Да он и вправду на него был похож, всё улыбался да бабочек рассматривал, то с цветами да деревьями примется говорить, то в небо уставится и счастливый такой стоит неподвижно, а у самого слёзы по щекам катятся. Что уж он там видел? Бог весть. Однако безобидный был и мы, маленькие, охотно с ним играли.
Прошеньку этого подкинули совсем крохой к избе нашего батюшки, в корзине прямо, ночью на крылечке и оставили. Вышли те утром, а там дитё. Чьё? Откуда? Кто скажет. Так и оставили они мальчишку у себя, вместе со своими ребятишками вырастили, как родного любили. А как подрос Прошенька, так и стали замечать, что блаженной он. Ну что поделать? Не исправишь ведь.

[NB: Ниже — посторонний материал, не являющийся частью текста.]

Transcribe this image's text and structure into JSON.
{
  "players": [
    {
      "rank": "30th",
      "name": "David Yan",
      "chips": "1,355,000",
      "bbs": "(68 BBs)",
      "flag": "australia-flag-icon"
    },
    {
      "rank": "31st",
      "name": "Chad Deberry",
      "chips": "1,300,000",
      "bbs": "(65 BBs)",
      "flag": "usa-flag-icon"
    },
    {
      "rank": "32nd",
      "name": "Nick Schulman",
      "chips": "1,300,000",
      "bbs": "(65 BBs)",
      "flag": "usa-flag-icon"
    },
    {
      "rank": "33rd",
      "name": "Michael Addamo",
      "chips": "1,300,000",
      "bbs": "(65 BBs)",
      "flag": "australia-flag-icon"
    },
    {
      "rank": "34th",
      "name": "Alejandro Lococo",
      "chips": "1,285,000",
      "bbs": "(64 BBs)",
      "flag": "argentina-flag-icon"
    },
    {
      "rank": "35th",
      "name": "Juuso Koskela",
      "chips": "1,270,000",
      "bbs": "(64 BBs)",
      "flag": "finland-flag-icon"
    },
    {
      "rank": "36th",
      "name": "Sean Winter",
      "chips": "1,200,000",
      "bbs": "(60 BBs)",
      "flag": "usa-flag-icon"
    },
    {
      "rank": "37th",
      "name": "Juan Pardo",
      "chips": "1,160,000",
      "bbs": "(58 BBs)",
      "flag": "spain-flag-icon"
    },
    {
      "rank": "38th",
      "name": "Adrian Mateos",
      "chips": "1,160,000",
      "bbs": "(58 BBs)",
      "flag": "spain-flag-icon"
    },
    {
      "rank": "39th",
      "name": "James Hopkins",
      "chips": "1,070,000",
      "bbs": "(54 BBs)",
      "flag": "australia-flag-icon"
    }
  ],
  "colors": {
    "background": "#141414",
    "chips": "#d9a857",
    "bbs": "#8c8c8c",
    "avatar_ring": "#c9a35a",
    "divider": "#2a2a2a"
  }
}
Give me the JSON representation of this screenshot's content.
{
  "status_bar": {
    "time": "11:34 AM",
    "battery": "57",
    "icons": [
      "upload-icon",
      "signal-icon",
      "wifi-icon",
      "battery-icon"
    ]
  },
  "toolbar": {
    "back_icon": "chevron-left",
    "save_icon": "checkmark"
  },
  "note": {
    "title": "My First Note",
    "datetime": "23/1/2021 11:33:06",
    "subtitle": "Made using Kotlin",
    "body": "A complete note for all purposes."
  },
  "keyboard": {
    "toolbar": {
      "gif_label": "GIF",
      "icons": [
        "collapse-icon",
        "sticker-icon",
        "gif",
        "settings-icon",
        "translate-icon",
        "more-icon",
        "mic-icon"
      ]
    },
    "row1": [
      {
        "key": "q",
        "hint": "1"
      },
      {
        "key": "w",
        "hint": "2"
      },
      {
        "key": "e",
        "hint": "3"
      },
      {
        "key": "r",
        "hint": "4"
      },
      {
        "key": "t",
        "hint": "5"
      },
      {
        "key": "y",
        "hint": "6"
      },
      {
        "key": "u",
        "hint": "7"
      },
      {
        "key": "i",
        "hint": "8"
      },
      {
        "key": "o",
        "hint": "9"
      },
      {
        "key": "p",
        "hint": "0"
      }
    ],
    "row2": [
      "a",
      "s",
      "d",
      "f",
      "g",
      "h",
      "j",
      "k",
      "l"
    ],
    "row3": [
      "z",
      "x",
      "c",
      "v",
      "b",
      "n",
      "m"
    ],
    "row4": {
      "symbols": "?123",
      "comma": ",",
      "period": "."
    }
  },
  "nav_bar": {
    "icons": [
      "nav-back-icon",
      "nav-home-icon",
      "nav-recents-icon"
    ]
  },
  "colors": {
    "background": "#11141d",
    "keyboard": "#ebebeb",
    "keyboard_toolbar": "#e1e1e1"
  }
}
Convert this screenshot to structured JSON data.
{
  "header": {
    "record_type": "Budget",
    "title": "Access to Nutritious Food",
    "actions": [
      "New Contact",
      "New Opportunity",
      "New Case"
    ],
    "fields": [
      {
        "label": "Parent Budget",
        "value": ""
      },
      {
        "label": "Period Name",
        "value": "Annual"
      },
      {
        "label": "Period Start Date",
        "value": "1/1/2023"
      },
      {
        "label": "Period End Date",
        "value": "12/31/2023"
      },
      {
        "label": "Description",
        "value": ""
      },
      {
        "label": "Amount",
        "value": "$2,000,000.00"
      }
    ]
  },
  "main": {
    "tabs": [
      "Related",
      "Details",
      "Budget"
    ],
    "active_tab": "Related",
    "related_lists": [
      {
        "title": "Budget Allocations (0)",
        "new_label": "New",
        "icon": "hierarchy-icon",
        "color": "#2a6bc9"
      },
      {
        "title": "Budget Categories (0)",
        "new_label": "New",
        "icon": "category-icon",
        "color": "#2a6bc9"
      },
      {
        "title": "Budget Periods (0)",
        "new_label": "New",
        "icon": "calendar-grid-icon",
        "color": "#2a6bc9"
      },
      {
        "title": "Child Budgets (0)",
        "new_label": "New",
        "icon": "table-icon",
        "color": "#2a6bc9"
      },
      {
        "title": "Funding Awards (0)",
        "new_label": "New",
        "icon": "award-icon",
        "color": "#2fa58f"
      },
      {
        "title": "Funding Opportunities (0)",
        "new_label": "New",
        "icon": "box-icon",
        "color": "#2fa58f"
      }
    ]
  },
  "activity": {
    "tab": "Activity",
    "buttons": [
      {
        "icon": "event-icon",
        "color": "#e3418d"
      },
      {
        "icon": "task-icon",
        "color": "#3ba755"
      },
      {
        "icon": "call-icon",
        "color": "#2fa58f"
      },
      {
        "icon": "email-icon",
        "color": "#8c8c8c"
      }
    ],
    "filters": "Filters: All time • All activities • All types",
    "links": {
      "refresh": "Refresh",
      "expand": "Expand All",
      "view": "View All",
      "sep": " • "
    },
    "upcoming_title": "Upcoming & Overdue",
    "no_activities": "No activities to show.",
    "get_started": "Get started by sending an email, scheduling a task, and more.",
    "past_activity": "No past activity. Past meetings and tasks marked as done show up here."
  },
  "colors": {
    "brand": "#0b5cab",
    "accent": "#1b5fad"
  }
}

А после и поняли, что вовсе он не простой, однажды увидела мать, как коршун цыплёнка на дворе схватил да понёс, а Прошенька выскочил из избы, голову задрал, уставился в небо, шепчет что-то. Видит мать – коршун когти разжал и цыплёнка выпустил. Упал тот на землю. А толку-то, всё одно, мёртвый уж теперь, один бок когтями крепкими разорван. Да тут вот что и случилось. Прошенька к цыплёнку подбежал, в ладошки его взял, погладил, пошептал, дунул и – цыплёнок-то и ожил! Побежал по зелёной травке к своим!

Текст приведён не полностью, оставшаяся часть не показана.